By using nine good motoring habits, truckers can continue to ride the highways in a safe manner. After all, no one wants to add the information of a truck accident to their financial or DOT records, even if they have easy-to-use, online truck expense management software.

9 Safety Tips for Truck Drivers

1. Get enough rest. If you feel drowsy, pull over and take a nap. Don’t risk driving while sleepy.

2. Slow down in work zones. Lanes are often moved or redirected during construction; adjust your speed so you can follow the provided signage without endangering yourself, other drivers, or the workers.

3. Be aware of your blind spots. Small cars can be easily missed. Signal your intention to change lanes or turn well in advance, so that cars have enough opportunity to get out of your blind spot. You might also invest in extra side mirrors to improve visibility.

4. Maintain a safe distance from the cars in front of you. It will take you much longer to stop than an average car.

5. Regularly check your brakes. There isn’t always a convenient runaway truck ramp nearby to catch you if your brakes go bad.

6. Follow suggested speed limits.

7. Avoid aggressive drivers. This will help you fulfill tip #6. Don’t get caught up in road rage scenarios; antagonizing aggressive drivers will only escalate the situation.

8. Always, always, always wear your seat belt.

9. Beware of the effects of prescription and OTC drugs; many medications make you drowsy.

By making these suggestions habits, truckers can avoid getting personally acquainted with highway patrolman, accident lawyers, insurance auditors, and DOT representatives. Instead, these dedicated freight movers will enjoy the camaraderie of other truck drivers, rest stop acquaintances, and happy freight companies.

The 10th Trucking Safety Tip

Being a professional trucker can be a difficult and dangerous job.  Regardless of how safety-conscious you are, other drivers on the highway can suddenly put you in a life-threatening situation.  With that in mind, we’d like to recommend the 10th trucking safety tip:

  1. Never skip tips one through nine.  Nothing is worth risking a life for, so take time to follow the 9 safety guidelines above.  Trucking companies rely on their drivers to practice trucking safety procedures while on the road.  Also, all of those other drivers on the road depending on your expertise as well.  Know the safety guidelines and follow them, always.

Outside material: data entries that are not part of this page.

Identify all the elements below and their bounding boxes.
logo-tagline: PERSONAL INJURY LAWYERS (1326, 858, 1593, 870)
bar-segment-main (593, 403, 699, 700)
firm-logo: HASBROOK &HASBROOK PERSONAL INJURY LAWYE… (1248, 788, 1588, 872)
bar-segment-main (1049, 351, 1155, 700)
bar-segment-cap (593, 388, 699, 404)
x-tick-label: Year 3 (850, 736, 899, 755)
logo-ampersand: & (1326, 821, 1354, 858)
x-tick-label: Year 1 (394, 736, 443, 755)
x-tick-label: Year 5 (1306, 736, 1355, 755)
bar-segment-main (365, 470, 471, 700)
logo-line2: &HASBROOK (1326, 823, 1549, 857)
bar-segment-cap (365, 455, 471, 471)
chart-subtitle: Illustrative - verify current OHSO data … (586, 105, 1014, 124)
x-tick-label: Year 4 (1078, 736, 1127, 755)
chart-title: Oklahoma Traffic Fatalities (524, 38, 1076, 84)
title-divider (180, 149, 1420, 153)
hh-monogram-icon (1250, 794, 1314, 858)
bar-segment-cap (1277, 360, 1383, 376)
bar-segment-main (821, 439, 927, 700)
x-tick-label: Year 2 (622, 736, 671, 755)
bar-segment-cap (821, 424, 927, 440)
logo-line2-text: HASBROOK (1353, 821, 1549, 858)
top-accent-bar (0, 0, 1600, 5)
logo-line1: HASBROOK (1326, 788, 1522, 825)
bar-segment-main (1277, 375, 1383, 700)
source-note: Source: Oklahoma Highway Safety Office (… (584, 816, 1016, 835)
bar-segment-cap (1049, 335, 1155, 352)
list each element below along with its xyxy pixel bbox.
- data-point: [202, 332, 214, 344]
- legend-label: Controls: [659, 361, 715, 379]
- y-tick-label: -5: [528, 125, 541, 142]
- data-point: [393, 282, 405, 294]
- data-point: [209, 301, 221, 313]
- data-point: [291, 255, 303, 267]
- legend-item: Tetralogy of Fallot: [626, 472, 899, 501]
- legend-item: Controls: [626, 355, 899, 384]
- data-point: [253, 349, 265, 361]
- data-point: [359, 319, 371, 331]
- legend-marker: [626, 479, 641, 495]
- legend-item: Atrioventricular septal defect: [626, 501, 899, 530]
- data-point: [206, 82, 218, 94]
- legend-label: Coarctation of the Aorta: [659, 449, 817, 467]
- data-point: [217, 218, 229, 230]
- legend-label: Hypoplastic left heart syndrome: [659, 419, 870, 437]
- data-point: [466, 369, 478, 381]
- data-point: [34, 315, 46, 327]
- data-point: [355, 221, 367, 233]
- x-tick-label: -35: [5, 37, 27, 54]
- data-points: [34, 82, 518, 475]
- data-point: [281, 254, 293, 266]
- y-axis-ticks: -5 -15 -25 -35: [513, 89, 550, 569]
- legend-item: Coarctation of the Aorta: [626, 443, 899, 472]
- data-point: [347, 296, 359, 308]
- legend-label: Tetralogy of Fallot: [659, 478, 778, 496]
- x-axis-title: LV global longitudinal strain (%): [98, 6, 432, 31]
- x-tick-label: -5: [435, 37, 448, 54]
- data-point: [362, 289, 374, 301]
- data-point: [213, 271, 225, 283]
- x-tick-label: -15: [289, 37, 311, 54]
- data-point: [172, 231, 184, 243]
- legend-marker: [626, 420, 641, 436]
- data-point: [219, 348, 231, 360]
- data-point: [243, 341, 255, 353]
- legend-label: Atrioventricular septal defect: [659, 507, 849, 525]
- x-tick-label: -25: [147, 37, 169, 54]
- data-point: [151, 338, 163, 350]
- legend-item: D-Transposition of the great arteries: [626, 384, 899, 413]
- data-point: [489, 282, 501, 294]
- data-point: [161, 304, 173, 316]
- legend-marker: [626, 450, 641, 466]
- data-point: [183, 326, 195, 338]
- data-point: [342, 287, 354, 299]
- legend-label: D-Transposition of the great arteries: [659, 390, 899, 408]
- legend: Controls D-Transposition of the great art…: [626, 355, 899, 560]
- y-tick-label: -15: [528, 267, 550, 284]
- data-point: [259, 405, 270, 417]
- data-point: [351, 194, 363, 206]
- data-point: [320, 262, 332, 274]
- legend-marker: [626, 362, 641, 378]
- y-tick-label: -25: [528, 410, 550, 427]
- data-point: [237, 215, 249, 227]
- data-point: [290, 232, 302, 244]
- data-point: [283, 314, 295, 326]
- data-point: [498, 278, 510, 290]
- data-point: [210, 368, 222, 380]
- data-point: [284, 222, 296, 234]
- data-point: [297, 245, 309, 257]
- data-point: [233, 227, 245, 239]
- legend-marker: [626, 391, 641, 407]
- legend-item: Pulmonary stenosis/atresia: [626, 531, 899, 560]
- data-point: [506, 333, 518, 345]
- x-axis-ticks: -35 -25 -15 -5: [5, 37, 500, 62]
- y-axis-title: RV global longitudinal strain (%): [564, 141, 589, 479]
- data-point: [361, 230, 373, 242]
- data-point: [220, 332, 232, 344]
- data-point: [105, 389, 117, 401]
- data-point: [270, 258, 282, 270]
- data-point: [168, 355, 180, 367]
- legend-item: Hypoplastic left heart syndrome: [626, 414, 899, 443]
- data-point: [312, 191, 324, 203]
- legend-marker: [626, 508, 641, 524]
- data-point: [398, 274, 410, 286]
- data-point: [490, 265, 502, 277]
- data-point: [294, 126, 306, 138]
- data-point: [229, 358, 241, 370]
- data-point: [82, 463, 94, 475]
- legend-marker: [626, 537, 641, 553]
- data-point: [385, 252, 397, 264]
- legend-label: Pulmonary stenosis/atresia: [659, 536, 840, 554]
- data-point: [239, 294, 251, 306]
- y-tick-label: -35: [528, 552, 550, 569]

The above 10 tips will keep you alive if you’re faced with one of those unpredictable moments that can arise while you’re behind the wheel.

Of course, trucking safety requires a great amount of skill, but it also requires a lot of common sense and too much recordkeeping.  To help you carry that responsibility, TruckingOffice offers a TMS package that will make the administrative part of your job much easier.  Our program is designed to reduce paperwork and give you more time to build your business.  Contact us at any time at TruckingOffice.com or sign up for our 30-day free trial.

Trucking Industry Statistics

Over the past two decades, truck accidents have increased by 20%, and 1 truck driver out of 20 is involved in an accident every year. The Federal Motor Carrier Safety Administration claims that driver errors cause 10 times more accidents than any other reason. Action or inaction is credited for 88% of collisions. In a report the FMCSA released in 2006, the top four causes of these mishaps were prescription drug use (26%), traveling too fast (23%), unfamiliar roads (22%), and over-the-counter drug use (18%). According to these trucking industry statistics, even something as innocent and commonly used as cough syrup impacts drivers’ reactions.

The best way to avoid becoming part of these trucking industry statistics is to be alert, be aware, and be conservative. Drivers have their hands full handling the tons of equipment and cargo they move. By adopting these nine safety tips for truck drivers, they can avoid becoming the 1 in 20 drivers with an accident on his or her record.